Step One: "Wha?" This breathy exclamation is used to indicate the protagonist’s hope that he may be wrong. Cruise usually squints and cocks his head, sometimes freezing in position with his trademark "foreboding grin" for one moment as he stares at the bearer of the news. Did he really just hear what he thought he did? The dropping of the last consonant means "I am so shocked by what I have just heard. As a matter of fact, I am so shocked I am unable to complete a single-syllable word." Now that’s pretty shocked. Other variations include the silent mouthing of the entire question "What?" with attendant squinting and/or head shaking. Rarely used is the silent mouthing of the truncated form of the word, because that’s just too much acting all at once, really.
Step One and a Half: "What do you mean?" This may be used as the character draws himself to full height in order to meet head on the affirmation the other character has just provided. Cruise does it in a harried "I don’t have time for your obtuseness" manner intended to indicate his character’s false bravado. The hoped-for-against-hope response is "Aww, I wuz just fuckin’ wit’ you, dawg!" but that never happens. His teeth are usually still bared at this point, an energy economizing step in case the "foreboding grin" is to be utilized as a regular or relieved grin.
Step Two: Repeat in question form. This is in an attempt to clarify the revelation, just in case one has heard wrong. It is important because of Step Three. When one repeats, "Francisco’s moved the operation?" one may very well get back the response, "No, I said ‘Ban Sisqo’s nude sheep masturbation.’ What? Don’t tell me you approve of that sort of thing!" More transparent than the other steps, this one is intended to show the character’s stubborn unwillingness to accept the revelation.

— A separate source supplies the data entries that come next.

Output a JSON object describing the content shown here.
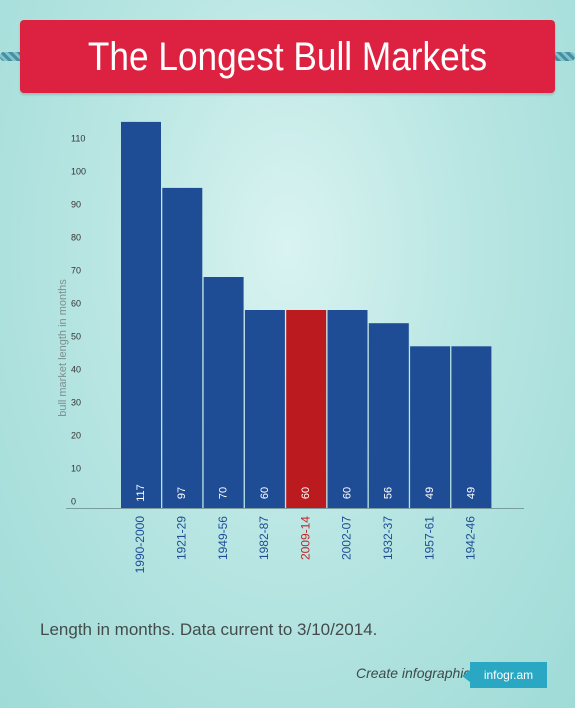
{
  "header": {
    "title": "The Longest Bull Markets"
  },
  "chart_data": {
    "type": "bar",
    "title": "The Longest Bull Markets",
    "xlabel": "",
    "ylabel": "bull market length in months",
    "categories": [
      "1990-2000",
      "1921-29",
      "1949-56",
      "1982-87",
      "2009-14",
      "2002-07",
      "1932-37",
      "1957-61",
      "1942-46"
    ],
    "values": [
      117,
      97,
      70,
      60,
      60,
      60,
      56,
      49,
      49
    ],
    "data_labels": [
      "117",
      "97",
      "70",
      "60",
      "60",
      "60",
      "56",
      "49",
      "49"
    ],
    "highlight": "2009-14",
    "ylim": [
      0,
      120
    ],
    "yticks": [
      "0",
      "10",
      "20",
      "30",
      "40",
      "50",
      "60",
      "70",
      "80",
      "90",
      "100",
      "110"
    ],
    "ytick_values": [
      0,
      10,
      20,
      30,
      40,
      50,
      60,
      70,
      80,
      90,
      100,
      110
    ],
    "grid": false,
    "legend": "none",
    "colors": {
      "bar": "#1e4d95",
      "highlight": "#bb1a1e",
      "highlight_label": "#c0262a",
      "label": "#1e4d95"
    }
  },
  "footer": {
    "note": "Length in months. Data current to 3/10/2014.",
    "create_link": "Create infographics",
    "brand": "infogr.am"
  }
}
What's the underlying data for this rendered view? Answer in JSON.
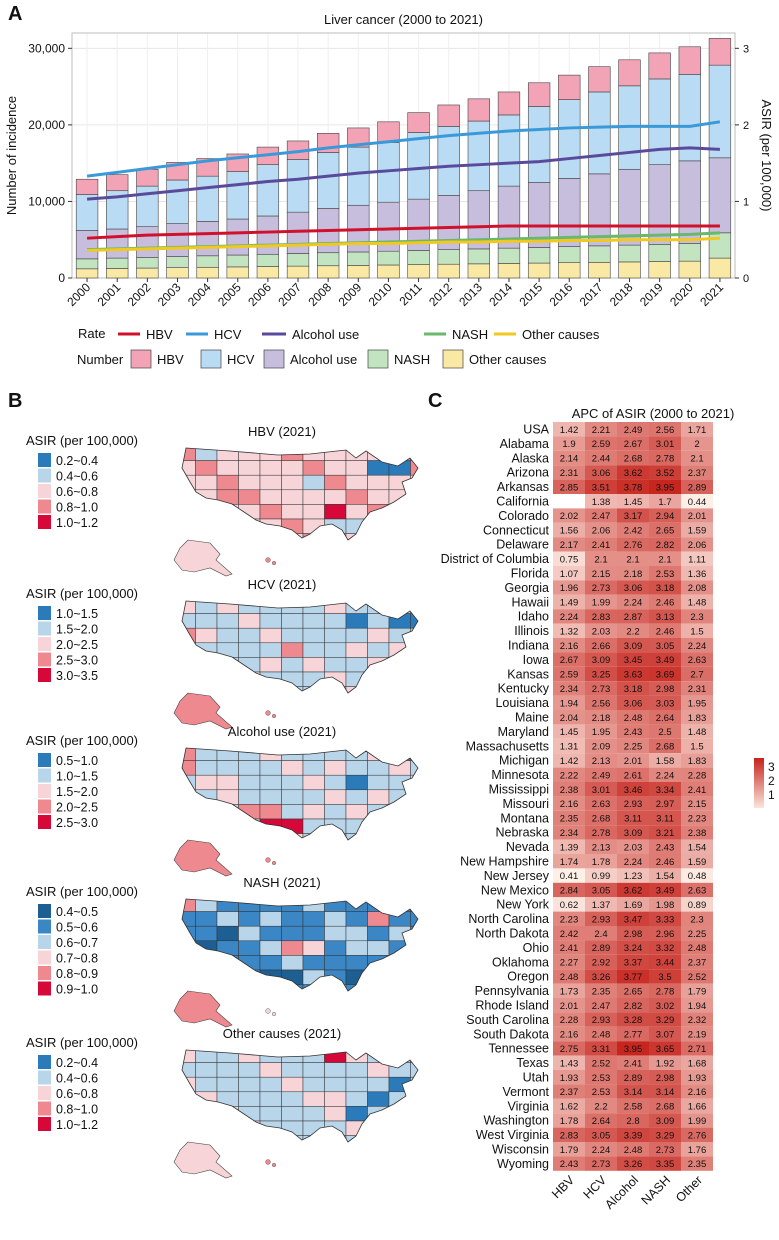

The audience is moved to shake their heads for him, as they have already completed the acceptance process.
You’re gay, Tom. Your mother and I have always known.
Step Three: Commit to belief. In this step the most important aspect is the far-off look. Cruise’s method is to tell himself "I knew it," (not out loud, but with his "inside voice") or "I can’t believe it," or "It figures" as the full weight of the revelation settles. Cruise may throw up his hands, raise his eyebrows and add a little shrug here, as well. Like a good actor, he is showing us "wow," without actually saying "wow."
Step Four: Stutter. The foreboding grin now becomes a self-protective grin as Cruise tries to rephrase the revelation and flesh out the whys and wherefores. "You mean—" he abortively spurts. "I thought—" or "(insert other character’s name here, spoken Incredulously©)—". Now, he is reaching out for assurance or understanding somewhere, somehow.
3... 2... 1...
Step Five: Sudden outburst/odd calm. It’s all over. The revelation has come and FUCK! SHIT! (Feel free to flip over table here.) "I’m ok. I’m ok." FUCK! SHIT! WHAT THE WHORE!!?? (Slam fist down on something or kick a trashcan, then stop. Run fingers through hair. Look up at ceiling. Repeat as necessary.)
And that’s all there is to Incredulous Process©. In just five easy steps you too can be on your way to quadrillions of dollars, a worldwide fan base of oblivious guys who think you’re macho and oblivious girls who think you’re straight, achieve Level III Operating Thetan class, defeat alien galactic ruler Xenu, take a ride down the razzleberry waterfall, and dance with the merry leprechauns forever and ever.
(To experience uninterrupted meaningful silence, see those Frenchies in A Pure Formality, the final Bjork scenes in Dancer in the Dark, or the Blade Runner director’s cut. Or you could try shutting up for two seconds, you know.)